During his practice as an advocate general, occasionally Nisar Ahmad was appointed Acting Chief Justice of Jammu and Kashmir from (April 2007 – June 2007), (November 2007 – January 2008) and (October 2008 – January 2009). On 16 February 2010, he was appointed Chief Justice of the High Court of Andhra Pradesh following a Supreme Court recommendation, which was approved by the President of India.

On 19 February 2010, governor of Andhra Pradesh, E. S. L. Narasimhan administered oath of office to Kakru at Raj Bhavan in the presence of Chief Minister K Rosaiah and Assembly Speaker N Kiran Kumar Reddy.
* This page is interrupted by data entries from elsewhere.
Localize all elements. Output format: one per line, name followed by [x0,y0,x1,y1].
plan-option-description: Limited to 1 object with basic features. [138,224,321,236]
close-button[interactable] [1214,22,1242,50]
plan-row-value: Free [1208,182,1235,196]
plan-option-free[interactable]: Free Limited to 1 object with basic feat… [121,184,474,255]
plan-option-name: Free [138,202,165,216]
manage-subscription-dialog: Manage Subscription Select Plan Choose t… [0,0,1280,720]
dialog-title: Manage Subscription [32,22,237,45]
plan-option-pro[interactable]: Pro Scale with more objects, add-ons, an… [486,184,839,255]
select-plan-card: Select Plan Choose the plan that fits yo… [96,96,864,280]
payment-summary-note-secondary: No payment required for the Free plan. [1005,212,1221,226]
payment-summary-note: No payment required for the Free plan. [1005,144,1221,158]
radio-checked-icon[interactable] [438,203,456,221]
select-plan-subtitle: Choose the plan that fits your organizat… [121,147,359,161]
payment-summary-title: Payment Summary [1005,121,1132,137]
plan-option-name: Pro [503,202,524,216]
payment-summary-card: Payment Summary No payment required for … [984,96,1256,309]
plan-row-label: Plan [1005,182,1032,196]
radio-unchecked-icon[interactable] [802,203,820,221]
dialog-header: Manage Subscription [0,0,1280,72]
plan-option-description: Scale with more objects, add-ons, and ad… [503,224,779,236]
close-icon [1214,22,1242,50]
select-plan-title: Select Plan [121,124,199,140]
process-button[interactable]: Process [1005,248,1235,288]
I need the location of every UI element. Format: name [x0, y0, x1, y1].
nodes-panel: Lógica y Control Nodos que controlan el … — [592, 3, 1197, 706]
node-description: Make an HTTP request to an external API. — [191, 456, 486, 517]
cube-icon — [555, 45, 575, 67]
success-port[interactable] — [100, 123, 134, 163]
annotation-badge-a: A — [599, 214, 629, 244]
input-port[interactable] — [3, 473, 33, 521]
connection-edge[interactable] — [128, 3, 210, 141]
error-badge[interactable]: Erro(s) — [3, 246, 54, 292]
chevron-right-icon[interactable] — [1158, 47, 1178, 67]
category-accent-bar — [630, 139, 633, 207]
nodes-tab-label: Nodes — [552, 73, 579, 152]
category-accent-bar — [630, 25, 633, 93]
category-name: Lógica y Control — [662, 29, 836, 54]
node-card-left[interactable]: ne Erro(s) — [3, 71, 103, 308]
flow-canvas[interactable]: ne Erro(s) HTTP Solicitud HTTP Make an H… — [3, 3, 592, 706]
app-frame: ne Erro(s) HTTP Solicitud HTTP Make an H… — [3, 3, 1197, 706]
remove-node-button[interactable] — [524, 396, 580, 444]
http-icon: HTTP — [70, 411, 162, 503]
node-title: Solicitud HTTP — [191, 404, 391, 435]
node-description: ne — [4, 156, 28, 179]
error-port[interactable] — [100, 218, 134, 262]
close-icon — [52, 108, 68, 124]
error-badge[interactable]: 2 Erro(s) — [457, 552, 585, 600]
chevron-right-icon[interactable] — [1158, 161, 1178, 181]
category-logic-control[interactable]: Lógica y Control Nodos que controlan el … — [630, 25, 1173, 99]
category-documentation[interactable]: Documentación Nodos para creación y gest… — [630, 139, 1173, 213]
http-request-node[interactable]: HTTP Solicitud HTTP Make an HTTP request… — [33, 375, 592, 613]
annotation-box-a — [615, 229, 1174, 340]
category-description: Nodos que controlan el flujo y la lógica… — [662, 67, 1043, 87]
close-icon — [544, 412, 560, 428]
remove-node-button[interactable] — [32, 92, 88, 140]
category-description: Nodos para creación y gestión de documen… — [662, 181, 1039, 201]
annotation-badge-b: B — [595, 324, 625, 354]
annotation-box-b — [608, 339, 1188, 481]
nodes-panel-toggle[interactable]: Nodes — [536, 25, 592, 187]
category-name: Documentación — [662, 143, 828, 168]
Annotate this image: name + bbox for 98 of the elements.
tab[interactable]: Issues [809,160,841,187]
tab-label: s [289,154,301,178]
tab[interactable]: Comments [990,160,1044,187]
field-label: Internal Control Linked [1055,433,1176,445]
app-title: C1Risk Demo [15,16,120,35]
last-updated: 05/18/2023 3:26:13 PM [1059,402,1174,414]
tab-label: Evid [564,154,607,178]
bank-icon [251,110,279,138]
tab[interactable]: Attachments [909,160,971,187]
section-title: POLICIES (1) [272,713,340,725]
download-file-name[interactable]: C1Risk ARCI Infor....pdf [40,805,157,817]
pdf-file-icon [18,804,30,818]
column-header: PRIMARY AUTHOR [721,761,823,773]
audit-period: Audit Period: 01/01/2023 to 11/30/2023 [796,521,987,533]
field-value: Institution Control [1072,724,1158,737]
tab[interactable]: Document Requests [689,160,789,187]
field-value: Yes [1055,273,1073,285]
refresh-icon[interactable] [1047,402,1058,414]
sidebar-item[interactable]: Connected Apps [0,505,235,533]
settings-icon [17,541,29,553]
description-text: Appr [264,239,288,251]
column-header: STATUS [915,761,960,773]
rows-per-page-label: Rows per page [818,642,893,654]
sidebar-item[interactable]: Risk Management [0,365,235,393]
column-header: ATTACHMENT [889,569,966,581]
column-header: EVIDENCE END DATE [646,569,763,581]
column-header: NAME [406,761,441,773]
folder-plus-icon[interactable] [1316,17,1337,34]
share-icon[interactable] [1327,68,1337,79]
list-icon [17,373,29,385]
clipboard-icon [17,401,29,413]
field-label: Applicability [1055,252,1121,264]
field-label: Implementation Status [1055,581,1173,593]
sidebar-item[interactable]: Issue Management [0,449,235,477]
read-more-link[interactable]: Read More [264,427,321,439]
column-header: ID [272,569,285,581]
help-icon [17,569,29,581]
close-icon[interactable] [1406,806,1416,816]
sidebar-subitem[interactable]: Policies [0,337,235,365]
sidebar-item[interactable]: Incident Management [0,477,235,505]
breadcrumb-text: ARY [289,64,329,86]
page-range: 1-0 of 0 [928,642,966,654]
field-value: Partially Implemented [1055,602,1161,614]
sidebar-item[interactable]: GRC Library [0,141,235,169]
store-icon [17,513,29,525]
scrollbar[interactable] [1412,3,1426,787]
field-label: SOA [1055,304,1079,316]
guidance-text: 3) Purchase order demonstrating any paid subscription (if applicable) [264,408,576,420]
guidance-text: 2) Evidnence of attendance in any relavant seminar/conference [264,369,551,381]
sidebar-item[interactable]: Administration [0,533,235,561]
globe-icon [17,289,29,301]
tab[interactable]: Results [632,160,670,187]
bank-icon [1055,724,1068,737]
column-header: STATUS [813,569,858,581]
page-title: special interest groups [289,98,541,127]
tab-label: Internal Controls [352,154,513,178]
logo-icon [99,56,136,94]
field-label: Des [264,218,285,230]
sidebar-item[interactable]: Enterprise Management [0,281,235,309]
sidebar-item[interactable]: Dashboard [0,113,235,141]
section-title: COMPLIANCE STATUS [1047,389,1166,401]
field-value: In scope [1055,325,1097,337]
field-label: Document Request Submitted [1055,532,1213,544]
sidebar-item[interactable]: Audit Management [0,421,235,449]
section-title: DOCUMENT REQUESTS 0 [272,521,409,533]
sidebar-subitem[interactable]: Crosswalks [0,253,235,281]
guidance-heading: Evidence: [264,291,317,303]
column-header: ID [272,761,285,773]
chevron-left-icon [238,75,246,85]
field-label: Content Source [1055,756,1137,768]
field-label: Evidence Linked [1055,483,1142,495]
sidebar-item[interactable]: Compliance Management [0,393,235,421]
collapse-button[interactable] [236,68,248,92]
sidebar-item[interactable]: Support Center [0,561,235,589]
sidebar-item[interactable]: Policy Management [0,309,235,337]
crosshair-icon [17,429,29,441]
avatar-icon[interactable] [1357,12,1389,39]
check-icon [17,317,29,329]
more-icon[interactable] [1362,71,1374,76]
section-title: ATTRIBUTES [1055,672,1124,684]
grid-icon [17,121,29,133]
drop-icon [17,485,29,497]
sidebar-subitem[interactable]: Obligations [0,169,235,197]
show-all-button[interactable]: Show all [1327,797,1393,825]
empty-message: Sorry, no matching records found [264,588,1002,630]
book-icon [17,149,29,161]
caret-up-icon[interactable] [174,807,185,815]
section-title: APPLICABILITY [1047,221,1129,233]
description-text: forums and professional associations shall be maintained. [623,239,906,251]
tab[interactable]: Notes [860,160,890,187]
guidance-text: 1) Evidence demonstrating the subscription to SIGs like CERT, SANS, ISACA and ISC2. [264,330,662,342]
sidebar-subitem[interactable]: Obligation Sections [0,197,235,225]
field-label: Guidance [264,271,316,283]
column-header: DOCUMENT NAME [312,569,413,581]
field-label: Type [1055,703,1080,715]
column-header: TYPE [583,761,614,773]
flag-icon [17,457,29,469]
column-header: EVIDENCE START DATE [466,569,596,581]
He retired upon attaining superannuation as the Chief Justice of the Andhra Pradesh High Court, Hyderabad on 26 October 2011.

==Judgments==
During his stint as the Acting Chief Justice of Jammu and Kashmir High Court, reorganisation of services of High Court staff took place. As executive chairman of the Jammu and Kashmir Legal Services Authority, Justice Nisar Ahmed played a key role in conducting about 1800 Lok Adalats in which about 70,000 cases have been settled.

Nisar Ahmed's landmark judgments during his tenure as a judge of the Jammu and Kashmir High Court included the judgment holding of migrants from Doda and Poonch districts who have to be treated on par with migrants of Kashmir province.